For a phaeochromocytoma to be diagnosed there should be a high index of suspicion. Almost 75 years ago Dr J E Howard from the John Hopkins Hospital preached that a thorough history searching for his 3 Hs (hypertension, hyperglycaemia and hypermetabolism) would often lead to a clinical diagnosis. It must be remembered that there are a number of diseases that can mimic the signs and symptoms of a phaeochromocytoma, so tests must be highly sensitive to the disease. The aim is to establish the biochemical diagnosis and locate the tumour.
In the past the urinary concentrations of catecholamine metabolites, catecholamine-o-methyl transferase (COMT) and vanillyl mandelic acid (VMA) were used to screen for the diagnosis. However the poor sensitivity of these tests has lead to the use of urinary free catecholamines tests. Normally a 24 hour urinary collection is done although it is possible to use nocturnal collection, one hour samples or on the spot collection. In a normal person the 24 hour urinary free noradrenaline is <675 nmol/day and for adrenaline it is <275nmol/day.

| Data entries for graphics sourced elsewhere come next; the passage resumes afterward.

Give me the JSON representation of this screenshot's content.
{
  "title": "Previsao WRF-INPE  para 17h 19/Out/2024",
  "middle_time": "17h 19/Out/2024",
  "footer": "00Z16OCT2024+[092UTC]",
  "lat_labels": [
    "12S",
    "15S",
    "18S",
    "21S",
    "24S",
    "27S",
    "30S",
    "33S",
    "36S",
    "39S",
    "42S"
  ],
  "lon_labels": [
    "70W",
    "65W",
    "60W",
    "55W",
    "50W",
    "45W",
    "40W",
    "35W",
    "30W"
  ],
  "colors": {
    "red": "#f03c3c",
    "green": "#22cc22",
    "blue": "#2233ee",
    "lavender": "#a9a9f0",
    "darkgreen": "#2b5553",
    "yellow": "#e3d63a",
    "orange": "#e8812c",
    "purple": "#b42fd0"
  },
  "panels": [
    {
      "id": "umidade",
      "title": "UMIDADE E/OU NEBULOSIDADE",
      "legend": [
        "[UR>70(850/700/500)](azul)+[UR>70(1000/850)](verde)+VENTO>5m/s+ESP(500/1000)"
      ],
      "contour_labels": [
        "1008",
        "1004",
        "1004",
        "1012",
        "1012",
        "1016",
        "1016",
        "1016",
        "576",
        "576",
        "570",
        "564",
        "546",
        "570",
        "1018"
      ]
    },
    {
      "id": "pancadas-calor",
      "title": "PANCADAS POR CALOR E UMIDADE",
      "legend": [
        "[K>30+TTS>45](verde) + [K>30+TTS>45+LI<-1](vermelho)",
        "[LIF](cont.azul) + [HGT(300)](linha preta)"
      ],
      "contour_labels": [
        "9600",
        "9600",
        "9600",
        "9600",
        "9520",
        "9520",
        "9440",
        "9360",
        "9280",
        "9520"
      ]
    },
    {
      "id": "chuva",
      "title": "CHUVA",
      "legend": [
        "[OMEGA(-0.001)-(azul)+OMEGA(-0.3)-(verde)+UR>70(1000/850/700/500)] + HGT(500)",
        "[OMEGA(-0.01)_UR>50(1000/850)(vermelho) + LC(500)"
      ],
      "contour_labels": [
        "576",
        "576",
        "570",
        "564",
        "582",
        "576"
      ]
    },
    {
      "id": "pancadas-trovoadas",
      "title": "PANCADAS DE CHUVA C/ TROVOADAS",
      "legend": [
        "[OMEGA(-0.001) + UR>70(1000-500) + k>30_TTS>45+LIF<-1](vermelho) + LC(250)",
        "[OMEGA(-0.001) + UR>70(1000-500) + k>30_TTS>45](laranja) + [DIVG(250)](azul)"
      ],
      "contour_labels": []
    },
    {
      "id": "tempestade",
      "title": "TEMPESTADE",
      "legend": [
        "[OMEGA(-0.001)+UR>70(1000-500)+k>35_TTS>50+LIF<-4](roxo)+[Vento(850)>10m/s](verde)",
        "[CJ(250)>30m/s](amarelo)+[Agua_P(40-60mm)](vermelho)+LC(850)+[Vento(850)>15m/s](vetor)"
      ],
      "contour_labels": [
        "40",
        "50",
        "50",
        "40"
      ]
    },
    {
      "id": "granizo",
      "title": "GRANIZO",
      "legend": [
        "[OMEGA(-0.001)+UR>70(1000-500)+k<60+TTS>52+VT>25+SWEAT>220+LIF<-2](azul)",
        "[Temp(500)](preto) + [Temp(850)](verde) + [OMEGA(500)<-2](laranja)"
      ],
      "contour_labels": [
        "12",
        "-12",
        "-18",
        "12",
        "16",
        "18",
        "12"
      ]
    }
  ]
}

Serum analysis is also used, but is not used as frequently due to technical difficulties. During a paroxysmal crisis this type of test is useful to detect the abnormally high levels of catecholamine. In hypertensive patients a normal catecholamine result suggests a cause other than a catecholamine-secreting tumour.
Suppression tests are also used when anxiety may cause the readings of catecholamines to be ambiguous. Using pentolinium (2.5mg i.v. at t=0 and then sample plasma catecholamines at 0 and 1 hour) can help distinguish between tumour-produced catecholamines and those produced due to stress as it does not suppress catecholamines from tumours. Clonidine (300µg orally at t=0, plasma catecholamines sampled at 0, 120 and 180 minutes) may also be used for these purposes.
Imaging is an important tool in detecting the tumour. CT scanning has a 93% sensitivity, although it can only detect tumours >1.0 cm in diameter and is unable to distinguish between phaeochromocytoma, adrenal adenomas and myelolipomas.
A CT Scan of a Phaeochromocytoma - click to enlarge
MRI can detect the tumours with almost 100% sensitivity, due to better tissue characterisation. If a CT/MRI scan shows no tumour, yet the biochemical tests suggest the presence of one, then a whole body scan must be done to locate the tumour. Alternatively Metaiodobenzylguanidine (123-I-MIBG) scanning may be performed. This compound binds to chromaffin and can help visualise the lesion in up to 75% of cases. When used pre-operatively, this method has a sensitivity of 85-90% and a specificity of over 95%.